The first thing I did was to try to think differently. So with that in mind I went ahead and made my map the way I always do (so much for thinking differently, eh?) but instead changed the color of the ocean and put a layer of soft white onto the land. At this point my land looked good but the water was too bright and I wanted something more grayed-out so I added a medium gray layer at 50% opacity and viola, it was easy. I then added some darker gray as shading around the edges of the map to darken them up a bit and added one more layer of soft white to the whole image. To this point the whole process had taken me about an hour.

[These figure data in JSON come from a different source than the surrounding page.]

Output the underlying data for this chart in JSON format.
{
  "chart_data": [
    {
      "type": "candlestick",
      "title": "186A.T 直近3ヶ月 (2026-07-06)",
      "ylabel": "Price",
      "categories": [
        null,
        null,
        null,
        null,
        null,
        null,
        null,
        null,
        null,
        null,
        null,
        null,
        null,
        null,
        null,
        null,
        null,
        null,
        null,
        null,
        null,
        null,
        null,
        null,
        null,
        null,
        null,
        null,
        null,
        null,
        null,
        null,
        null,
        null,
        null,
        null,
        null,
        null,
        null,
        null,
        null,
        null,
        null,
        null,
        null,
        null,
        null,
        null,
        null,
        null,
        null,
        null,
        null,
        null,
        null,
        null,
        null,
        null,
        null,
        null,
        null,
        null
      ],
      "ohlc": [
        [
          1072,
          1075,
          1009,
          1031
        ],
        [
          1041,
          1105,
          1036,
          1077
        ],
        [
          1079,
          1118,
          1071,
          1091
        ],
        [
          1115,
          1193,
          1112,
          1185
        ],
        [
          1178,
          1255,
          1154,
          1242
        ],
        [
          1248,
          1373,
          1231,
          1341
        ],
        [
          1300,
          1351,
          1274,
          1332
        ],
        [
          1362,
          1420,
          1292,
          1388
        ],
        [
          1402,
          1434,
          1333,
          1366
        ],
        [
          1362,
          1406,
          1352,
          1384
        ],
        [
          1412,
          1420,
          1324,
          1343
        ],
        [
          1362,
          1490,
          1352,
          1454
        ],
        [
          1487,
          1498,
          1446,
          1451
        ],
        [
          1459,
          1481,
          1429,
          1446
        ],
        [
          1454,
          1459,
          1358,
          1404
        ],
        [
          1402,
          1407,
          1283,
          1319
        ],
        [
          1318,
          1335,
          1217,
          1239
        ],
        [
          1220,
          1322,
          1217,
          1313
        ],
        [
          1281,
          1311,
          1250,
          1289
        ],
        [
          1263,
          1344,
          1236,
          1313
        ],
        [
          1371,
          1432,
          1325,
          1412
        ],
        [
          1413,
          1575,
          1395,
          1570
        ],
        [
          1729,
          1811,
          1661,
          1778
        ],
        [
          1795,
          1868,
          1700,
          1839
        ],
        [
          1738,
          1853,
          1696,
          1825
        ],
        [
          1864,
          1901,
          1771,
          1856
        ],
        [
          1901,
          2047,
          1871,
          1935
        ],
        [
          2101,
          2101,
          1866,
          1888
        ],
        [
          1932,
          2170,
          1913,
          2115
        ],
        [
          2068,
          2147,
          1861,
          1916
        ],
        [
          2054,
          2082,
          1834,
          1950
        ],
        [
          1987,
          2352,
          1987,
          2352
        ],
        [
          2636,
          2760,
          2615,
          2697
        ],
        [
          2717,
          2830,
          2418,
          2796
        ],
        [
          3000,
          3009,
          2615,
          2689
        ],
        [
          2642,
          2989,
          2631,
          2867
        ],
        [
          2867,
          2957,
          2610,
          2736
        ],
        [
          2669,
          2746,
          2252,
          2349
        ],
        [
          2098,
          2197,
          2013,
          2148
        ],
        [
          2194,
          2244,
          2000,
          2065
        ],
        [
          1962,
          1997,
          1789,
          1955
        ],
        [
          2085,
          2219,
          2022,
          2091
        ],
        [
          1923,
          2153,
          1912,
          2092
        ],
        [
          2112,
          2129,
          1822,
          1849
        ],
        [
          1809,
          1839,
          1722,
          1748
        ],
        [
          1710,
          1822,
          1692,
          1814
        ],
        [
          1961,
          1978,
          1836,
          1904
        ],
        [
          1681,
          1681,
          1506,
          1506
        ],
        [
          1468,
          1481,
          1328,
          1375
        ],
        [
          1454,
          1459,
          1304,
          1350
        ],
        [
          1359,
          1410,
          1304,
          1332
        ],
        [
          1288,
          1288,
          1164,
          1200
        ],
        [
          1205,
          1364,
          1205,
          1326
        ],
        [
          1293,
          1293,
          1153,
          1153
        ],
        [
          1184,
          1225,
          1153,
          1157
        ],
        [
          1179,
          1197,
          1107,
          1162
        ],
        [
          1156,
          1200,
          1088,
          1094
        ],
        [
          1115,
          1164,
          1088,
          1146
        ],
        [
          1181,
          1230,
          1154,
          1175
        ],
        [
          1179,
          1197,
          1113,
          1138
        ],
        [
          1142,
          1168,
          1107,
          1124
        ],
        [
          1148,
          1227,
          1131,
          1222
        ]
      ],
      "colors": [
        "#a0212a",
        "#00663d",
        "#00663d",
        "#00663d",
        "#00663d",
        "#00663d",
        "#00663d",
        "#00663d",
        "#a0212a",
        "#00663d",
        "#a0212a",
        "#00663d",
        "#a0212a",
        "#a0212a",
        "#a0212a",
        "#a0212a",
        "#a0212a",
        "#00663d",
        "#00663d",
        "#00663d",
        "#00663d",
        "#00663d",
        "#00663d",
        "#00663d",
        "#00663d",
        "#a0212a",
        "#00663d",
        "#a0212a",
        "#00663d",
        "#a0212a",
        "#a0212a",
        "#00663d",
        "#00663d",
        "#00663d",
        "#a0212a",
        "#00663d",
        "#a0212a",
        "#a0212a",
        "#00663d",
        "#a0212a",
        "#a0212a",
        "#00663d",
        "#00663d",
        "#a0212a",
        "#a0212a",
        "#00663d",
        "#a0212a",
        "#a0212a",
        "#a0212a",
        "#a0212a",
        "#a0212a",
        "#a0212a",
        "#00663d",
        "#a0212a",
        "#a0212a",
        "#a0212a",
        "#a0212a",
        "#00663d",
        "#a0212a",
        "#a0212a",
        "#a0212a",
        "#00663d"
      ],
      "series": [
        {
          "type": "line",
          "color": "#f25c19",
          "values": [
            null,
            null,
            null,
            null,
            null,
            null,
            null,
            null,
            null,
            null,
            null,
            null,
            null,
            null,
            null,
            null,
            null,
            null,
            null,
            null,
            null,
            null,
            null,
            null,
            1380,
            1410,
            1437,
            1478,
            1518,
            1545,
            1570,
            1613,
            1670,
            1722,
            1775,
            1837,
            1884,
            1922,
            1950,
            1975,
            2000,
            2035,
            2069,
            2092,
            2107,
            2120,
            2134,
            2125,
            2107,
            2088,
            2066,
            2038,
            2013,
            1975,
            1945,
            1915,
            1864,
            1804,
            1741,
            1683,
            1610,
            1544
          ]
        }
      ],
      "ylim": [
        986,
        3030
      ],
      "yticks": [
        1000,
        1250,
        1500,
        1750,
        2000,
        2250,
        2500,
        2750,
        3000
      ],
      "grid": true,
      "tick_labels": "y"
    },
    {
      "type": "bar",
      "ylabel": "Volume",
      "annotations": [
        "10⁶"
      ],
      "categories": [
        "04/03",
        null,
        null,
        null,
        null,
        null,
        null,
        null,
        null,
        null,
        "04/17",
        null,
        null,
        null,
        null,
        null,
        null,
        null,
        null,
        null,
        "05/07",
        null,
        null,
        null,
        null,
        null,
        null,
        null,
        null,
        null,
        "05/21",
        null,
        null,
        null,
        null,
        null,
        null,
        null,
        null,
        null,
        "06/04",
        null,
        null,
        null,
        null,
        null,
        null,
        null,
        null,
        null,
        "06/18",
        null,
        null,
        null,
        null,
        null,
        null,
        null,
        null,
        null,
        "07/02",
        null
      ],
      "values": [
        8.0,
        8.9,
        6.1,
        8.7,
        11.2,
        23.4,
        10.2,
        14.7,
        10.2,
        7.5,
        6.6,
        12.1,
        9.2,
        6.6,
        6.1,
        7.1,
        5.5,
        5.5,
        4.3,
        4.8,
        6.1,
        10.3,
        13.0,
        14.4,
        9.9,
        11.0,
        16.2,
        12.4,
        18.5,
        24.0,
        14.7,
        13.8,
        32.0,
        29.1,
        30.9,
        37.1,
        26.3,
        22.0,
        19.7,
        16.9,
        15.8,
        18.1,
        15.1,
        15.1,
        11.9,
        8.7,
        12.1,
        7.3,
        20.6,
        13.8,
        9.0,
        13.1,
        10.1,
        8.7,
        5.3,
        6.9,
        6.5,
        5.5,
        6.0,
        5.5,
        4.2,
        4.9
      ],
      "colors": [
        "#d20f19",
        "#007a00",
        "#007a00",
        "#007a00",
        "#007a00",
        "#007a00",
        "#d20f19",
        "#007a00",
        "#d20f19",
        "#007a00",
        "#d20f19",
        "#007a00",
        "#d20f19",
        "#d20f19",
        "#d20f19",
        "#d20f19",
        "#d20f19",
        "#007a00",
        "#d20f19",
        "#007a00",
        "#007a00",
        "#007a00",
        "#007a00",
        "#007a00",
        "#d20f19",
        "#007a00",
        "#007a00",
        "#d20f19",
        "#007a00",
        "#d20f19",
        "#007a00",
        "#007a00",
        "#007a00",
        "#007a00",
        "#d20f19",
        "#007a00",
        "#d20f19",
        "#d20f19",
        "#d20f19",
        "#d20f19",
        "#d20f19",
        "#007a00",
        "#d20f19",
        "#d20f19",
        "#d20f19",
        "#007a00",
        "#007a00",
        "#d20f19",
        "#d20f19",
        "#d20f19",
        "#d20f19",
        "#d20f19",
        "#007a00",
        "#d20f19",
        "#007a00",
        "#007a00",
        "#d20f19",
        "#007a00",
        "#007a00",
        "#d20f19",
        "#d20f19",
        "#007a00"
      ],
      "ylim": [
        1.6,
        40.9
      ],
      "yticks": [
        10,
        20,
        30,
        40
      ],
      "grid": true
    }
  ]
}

Now came the detail work that, I think, really gives anything a bit of charm and style but takes a long time to do. I put in a grid for latitude and longitude and because I love those old compass lines I put some of those in as well. Next I put in the rivers which are basically lightning bolts (I have a thing for lightning bolts). Next I put some lakes on top with a really easy Photoshop trick (use a 100-pixel pencil and under brush dynamics give it a cloud texture). For the cities I wanted something that looked like it was from some kind of fantasy painting so I got some pics off of the interwebs and applied some artsy filters. Roads came next and where they intersect I put down smaller icons for towns and villages and other stuff. Labeling things can always be a chore but I just make stuff up and then make it sound like some particular foreign language, for this map I went with French. Finally, the finish graphics…this part is always the hardest for me since I never really studied graphic design; I drew superheroes, cartoons, and cars. The most important part of any work of art is knowing when to stop. I love detailing things and putting in things that others might never notice but if they do I feel as if I have given them a small present. After cutting down on the number the fonts used I was ready to call this one done…1 hour of fun playing in the sandbox and 15 hours of hammering and sawing. I hope you all like it.